Denominationalism is an Evil System
The average person outside the church of Christ has no idea that denominationalism is an evil system and a curse to mankind. To such people denominationalism is synonymous with Christianity, and to speak of destroying denominationalism is to speak of destroying the church. However, let me say that if every denomination on earth were destroyed, it would not “unchurch” a single Christian, nor would it mean an end to the church of Christ.
The church established by our Lord existed for a long time before denominationalism as we have it today began. The modern denominational system actually began with the efforts of several men to reform the Roman Catholic Church. After the church of Christ apostatized so far as to resolve itself into the Catholic Church, this Church became so corrupt that even many of her own clergy could not stomach the evil conditions, so these men set out to bring about a reformation within Catholicism. Of course, history shows that their attempts failed, for the Catholic Church refused to be reformed. The reformers, however, gathered about them many disciples, thus splitting the religious world into various denominations.
For example, the disciples of Martin Luther became Lutherans and formed the Lutheran Church. The disciples of John Calvin carried his teachings to Scotland and established the Presbyterian Church. King Henry VIII threw off the papal yoke and settled his own yoke on the necks of the people, forming the Church of England, with her younger American sister, the Protestant Episcopal Church. These examples could be multiplied to account for the existence of most major denominations which we have today. Suffice it to say that neither the Catholic Church nor any of the Protestant churches is the church as established by Christ. It remained for other men to restore the church of Christ through Bible preaching. We have the church today as a distinct people, separate and apart from denominationalism. We ask, is it better to be a member of the church of Christ, or of a human denomination unknown to the New Testament?
The idea held by many people is that all of the denominations are just branches of the church built by Jesus, and that one can be a member of the church in the denomination of his choice. This idea is so commonly held that it deserves examination.

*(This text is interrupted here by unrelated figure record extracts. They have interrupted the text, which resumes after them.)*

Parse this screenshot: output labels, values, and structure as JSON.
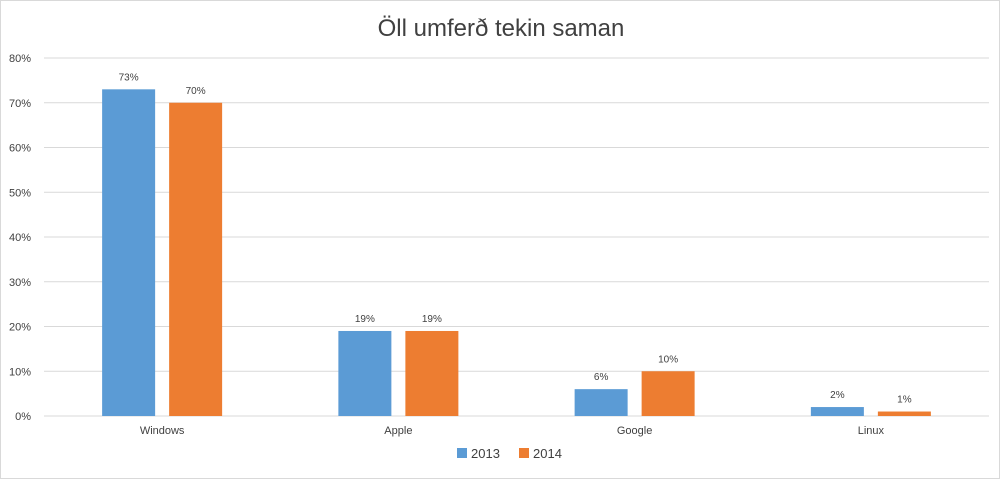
{
  "chart_data": {
    "type": "bar",
    "title": "Öll umferð tekin saman",
    "categories": [
      "Windows",
      "Apple",
      "Google",
      "Linux"
    ],
    "series": [
      {
        "name": "2013",
        "color": "#5B9BD5",
        "values": [
          73,
          19,
          6,
          2
        ],
        "labels": [
          "73%",
          "19%",
          "6%",
          "2%"
        ]
      },
      {
        "name": "2014",
        "color": "#ED7D31",
        "values": [
          70,
          19,
          10,
          1
        ],
        "labels": [
          "70%",
          "19%",
          "10%",
          "1%"
        ]
      }
    ],
    "ylim": [
      0,
      80
    ],
    "yticks": [
      "0%",
      "10%",
      "20%",
      "30%",
      "40%",
      "50%",
      "60%",
      "70%",
      "80%"
    ],
    "ytick_values": [
      0,
      10,
      20,
      30,
      40,
      50,
      60,
      70,
      80
    ],
    "grid": true,
    "legend_position": "bottom",
    "gridline_color": "#d9d9d9"
  }
}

First of all, it must he admitted that no two denominations teach the same thing. The Baptist Church insists on the immersion of adults, while the Methodist Church allows the sprinkling of infants. Now these two do not agree; in fact, they directly contradict one another. Yet it is held that both are just branches of the same church. Strange vine, indeed, that bears different fruit on every branch!
Jesus prayed for the unity of all those who believe on Him through the apostles’ word. Only the rankest infidel would say that our Lord’s prayer went unanswered. All true believers are one in His church. But the denominations are not united, therefore they do not make up Christ’s church.
Someone may ask, did not Christ say, “I am the vine, ye are the branches?” Yes, but He did not say that denominations are the branches. Jesus, in John 15:5-8 is speaking to His disciples:
I am the vine, ye are the branches: He that abideth in me, and I in him, the same bringeth forth much fruit: for without me ye can do nothing. If a man abide not in me, he is cast forth as a branch, and is withered; and men gather them, and cast them into the fire, and they are burned. If ye abide in me, and my words in you, ye shall ask what ye will and it shall be done unto you. Herein is my Father glorified, that ye bear much fruit; so shall ye be my disciples.
It is obvious that Christ was here speaking of individual disciples as branches, and not churches.
Preachers sometimes thank God that we can “join the church of our choice,” and that there are so many different kinds of churches to choose from. Surely such preachers are unaware of the great evils of denominationalism. They do not realize that denominationalism is a system of religious division, and as such works against the desires of our Lord for unity. Denominationalism keeps people out of the church of Christ, causing them to be lost. Denominationalism divides families, hinders the progress of Christianity, and makes infidels by its contradictory teachings.
Again we ask, is it better to be a member of the church of Christ, or of a human denomination unknown to the New Testament?